Auf meine Pillen waren Smilys geprägt. "Willkommen zurück", mit einem zynischen und doch irgendwie väterlichen Lächeln.


(Zitat ist aus: "Der Verfall - Der Verfall#2, Nothing Records, 1999)
Hoffe jetzt keine Rechte verletzt zu haben...
j.

 

Hallo james,

und erstmal ein herzliches Willkommen hier auf kg.de :)
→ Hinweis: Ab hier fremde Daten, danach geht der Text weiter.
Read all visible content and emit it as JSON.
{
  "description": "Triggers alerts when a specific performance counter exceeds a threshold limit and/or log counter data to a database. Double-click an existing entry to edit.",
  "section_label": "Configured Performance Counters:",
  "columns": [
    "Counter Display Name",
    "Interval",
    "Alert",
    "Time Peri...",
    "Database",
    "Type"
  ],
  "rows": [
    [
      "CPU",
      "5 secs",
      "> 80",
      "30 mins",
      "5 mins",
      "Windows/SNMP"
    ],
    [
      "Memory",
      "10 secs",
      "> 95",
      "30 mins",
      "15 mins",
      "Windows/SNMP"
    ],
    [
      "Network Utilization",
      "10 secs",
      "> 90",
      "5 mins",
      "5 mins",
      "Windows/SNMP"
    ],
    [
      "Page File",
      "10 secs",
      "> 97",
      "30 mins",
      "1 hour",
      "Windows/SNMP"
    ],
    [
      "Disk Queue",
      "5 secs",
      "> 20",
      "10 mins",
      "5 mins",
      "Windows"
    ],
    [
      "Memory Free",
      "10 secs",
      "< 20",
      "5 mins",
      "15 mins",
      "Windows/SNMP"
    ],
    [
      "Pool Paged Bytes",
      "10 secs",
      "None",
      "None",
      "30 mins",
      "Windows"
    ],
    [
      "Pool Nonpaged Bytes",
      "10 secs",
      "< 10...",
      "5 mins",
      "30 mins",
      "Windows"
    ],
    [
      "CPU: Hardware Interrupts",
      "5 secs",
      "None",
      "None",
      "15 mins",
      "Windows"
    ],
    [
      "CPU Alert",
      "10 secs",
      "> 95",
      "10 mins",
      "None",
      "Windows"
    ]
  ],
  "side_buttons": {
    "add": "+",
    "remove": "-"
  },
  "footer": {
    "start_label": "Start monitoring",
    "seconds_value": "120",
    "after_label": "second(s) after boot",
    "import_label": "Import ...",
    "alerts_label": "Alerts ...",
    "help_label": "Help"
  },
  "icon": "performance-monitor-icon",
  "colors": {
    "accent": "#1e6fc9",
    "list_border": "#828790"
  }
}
Du beschreibst die Situation sehr schön - die Diskothek, die Musik, die Menschen. Mir ist es nur ein wenig zu viel "Lebensgefühl", zu bruchstückhaft (wozu deine fetzenartige Sprache übrigens gut passt), zu wenig wirkliche Geschichte, Handlung. Die Idee gefällt mir wirklich gut, der Ort für die Geschichte ist interessant, aber ich glaube, du könntest mehr daraus machen. Wie wirkt sich die Atmosphäre z.B. auf die Menschen, auf die Gespräche, die Kontakte untereinander aus? Wie sieht das Leben des Prots aus, wie sieht er aus, mit wem ist er da, warum ist er da? Ich glaube, ich bin eifnach zu neugierig ;) Trotzdem: wenn ich es als das nehme was es ist, nämlich als Beschreibung eines Moments, eines Gefühls, dann gefällt es mir sehr gut.

Eine Sache ist mir aufgefallen:

Die Fläche kommt zurück, erst ganz leise, unter der Oberfläche, lauernd, dann ansteigend, sie legt sich über die Menge wie ein Netz, mit dem Start der Basslinie abrupt zugezogen.